According to her, more investors in the impact space should speak Naga’s language, because running an SME in the impact space is extremely challenging. It not only requires a long gestation period, but the return on investments cannot be at the same level as a mainstream business. Saahas, for instance, recorded a revenue of Rs 80 crore in FY23, double from the Rs 40-odd crore in FY22, and posted a two percent net profit. They have the goal to reach Rs 150 crore in revenue over the next three-five years, and process about 500 tonnes of waste every day.
But these numbers are more than a decade after Rodrigues and her team first started the venture. “We are battling problems at the ecosystem-level, and impact investing is patient capital, for which we need far more time than the average runway of five-six years for returns,” she says. “Many impact investors are not aligned to that mode at all, so having somebody like Naga speak on behalf of enterprises like ours is very important.”
Murthy of Sattva observes that India’s development sector is changing, with more money coming in from investors, philanthropy and corporate social responsibility (CSR) funds, which is also attracting more talent. “We need people with a wealth of knowledge to understand and connect both worlds. Naga is one of them. He has a bottom-up thinking and knows how to connect it with a top-down thinking.”

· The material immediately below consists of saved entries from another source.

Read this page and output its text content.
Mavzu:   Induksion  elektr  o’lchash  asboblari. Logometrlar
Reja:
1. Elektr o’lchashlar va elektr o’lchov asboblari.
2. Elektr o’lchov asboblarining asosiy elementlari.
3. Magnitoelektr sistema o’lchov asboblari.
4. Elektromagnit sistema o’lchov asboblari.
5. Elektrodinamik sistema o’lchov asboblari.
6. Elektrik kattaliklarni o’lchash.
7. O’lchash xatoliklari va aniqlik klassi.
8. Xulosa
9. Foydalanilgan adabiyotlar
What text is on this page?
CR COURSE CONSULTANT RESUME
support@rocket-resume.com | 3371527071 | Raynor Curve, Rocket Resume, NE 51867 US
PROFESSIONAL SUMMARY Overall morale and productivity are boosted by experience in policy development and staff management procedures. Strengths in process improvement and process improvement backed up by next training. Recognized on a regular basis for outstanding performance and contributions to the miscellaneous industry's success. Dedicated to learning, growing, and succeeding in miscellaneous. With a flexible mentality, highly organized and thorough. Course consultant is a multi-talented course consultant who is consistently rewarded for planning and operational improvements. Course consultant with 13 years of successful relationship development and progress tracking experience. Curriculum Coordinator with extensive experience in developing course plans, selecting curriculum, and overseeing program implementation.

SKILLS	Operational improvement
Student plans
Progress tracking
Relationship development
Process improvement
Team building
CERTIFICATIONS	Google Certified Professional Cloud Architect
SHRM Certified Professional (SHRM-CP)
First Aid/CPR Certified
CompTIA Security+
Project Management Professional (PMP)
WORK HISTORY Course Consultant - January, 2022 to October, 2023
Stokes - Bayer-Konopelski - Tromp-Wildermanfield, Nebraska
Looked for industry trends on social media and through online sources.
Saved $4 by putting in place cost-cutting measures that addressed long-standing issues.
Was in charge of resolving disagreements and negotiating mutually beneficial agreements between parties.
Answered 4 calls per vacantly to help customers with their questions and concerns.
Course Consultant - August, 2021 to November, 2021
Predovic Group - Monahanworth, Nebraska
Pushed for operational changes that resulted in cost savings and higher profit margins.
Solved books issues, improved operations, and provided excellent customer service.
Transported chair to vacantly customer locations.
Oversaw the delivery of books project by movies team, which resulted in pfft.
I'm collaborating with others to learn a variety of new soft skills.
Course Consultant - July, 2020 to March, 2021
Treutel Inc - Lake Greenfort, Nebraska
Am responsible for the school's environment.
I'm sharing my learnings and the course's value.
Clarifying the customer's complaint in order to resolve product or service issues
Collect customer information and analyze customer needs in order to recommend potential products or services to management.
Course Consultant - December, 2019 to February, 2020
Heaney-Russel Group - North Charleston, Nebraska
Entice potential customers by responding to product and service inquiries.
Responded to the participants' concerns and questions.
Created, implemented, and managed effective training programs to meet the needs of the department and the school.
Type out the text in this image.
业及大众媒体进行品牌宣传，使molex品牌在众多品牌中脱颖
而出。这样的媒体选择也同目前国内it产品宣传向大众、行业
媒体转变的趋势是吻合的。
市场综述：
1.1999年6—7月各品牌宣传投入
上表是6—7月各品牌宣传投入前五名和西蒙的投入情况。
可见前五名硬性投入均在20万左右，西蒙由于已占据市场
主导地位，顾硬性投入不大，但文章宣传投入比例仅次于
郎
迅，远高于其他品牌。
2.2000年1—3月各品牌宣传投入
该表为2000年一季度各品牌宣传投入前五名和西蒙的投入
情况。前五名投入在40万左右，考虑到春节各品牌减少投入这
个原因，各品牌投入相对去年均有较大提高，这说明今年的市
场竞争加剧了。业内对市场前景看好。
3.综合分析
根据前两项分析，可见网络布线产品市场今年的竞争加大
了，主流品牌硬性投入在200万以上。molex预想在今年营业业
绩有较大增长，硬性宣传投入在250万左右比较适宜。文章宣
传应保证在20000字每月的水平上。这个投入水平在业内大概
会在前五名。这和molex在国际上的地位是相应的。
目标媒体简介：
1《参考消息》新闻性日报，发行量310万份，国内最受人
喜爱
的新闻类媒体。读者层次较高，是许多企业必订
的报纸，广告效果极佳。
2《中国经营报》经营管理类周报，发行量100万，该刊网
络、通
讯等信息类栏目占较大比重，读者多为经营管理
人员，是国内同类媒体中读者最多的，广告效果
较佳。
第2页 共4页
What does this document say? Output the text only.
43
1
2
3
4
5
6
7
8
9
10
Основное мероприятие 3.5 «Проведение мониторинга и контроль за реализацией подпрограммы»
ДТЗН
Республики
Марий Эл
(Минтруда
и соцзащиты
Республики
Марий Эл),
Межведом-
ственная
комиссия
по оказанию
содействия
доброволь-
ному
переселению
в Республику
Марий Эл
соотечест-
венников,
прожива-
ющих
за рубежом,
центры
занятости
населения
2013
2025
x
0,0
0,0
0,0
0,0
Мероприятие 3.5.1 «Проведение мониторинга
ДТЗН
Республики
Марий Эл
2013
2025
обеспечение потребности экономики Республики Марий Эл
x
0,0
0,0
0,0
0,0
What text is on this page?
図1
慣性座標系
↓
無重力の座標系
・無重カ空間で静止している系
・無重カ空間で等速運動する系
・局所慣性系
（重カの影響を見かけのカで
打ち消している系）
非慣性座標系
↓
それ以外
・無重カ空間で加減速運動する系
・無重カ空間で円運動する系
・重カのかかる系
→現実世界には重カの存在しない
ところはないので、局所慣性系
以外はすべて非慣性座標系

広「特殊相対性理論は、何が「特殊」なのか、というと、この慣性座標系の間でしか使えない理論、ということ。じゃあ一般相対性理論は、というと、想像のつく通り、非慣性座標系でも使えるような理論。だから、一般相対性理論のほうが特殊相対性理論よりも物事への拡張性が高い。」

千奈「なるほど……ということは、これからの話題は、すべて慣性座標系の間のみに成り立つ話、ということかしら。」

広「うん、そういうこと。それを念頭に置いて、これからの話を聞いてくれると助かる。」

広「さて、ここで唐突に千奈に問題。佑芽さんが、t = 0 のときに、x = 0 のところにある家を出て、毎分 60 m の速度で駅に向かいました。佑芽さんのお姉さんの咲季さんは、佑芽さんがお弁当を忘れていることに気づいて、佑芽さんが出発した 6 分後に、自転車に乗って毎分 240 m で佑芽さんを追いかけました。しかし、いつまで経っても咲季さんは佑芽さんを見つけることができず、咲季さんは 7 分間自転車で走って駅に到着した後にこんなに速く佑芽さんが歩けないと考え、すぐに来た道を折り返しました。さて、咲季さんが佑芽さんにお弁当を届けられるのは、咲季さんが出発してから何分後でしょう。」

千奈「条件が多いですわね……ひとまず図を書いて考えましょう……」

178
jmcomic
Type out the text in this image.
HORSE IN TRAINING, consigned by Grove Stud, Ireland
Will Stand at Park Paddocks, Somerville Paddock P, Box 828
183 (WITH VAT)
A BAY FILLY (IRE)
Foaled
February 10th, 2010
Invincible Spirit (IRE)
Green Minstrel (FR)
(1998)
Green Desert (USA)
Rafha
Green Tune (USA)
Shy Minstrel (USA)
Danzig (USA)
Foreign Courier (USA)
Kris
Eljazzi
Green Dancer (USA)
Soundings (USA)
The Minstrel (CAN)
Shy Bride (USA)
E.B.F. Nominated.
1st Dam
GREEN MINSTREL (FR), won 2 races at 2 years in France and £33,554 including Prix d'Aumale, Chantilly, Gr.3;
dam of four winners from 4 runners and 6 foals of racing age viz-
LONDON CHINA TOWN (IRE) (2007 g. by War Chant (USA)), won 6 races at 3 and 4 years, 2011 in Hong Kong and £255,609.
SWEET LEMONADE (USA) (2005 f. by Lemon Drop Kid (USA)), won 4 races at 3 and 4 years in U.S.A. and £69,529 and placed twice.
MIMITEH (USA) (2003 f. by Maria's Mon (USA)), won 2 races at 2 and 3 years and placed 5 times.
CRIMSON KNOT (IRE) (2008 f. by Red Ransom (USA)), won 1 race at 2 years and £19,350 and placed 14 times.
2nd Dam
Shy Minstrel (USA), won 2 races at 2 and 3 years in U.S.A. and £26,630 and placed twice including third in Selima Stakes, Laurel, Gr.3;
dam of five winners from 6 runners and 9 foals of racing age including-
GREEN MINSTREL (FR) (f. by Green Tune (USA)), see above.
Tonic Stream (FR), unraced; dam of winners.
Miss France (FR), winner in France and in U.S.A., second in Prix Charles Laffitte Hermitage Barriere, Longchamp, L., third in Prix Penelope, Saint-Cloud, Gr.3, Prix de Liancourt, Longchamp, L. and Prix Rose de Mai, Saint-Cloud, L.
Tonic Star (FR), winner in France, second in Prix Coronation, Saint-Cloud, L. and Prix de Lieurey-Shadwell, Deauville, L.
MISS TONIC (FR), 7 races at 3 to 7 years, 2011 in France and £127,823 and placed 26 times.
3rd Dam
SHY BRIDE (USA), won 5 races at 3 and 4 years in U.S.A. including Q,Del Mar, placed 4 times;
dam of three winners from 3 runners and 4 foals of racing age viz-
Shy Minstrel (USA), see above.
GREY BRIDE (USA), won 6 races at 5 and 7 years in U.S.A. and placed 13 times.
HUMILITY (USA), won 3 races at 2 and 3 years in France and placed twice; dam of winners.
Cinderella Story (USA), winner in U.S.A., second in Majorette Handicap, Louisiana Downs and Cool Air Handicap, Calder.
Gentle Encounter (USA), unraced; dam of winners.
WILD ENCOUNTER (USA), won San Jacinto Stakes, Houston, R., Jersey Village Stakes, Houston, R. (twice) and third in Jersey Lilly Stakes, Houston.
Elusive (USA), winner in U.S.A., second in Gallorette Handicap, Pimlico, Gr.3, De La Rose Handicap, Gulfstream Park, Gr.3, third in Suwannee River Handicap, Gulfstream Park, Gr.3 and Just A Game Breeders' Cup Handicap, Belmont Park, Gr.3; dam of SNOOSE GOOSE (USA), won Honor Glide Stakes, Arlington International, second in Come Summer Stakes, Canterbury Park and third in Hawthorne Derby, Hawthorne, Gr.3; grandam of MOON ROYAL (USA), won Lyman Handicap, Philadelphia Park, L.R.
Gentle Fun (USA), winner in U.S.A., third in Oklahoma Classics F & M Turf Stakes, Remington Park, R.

If India has to be a $5 trillion economy, we need to make sure that it is benefitting the bulk of our people and not just a few, Rodrigues says. Saraogi of Uniphore agrees. “Countries focus on GDP, but the actual change happens when PPP (purchasing power parity) improves and it is people like Naga who are helping on the ground to improve the PPP of the country.”
Prakasam, who calls himself a farmer, says that while people usually start thinking about social impact and giving away money after retirement in their sixties, he did not want to lose the time in hand. It did require making lifestyle changes and cutting down on luxury or recreational expenses, but both he and his family were on board. “Be it running a company or living my life, I never believed in blowing away money. You do not need much money to live a good, simple life in India. And that helped me retire at 41,” he says. “The choice is always ours.”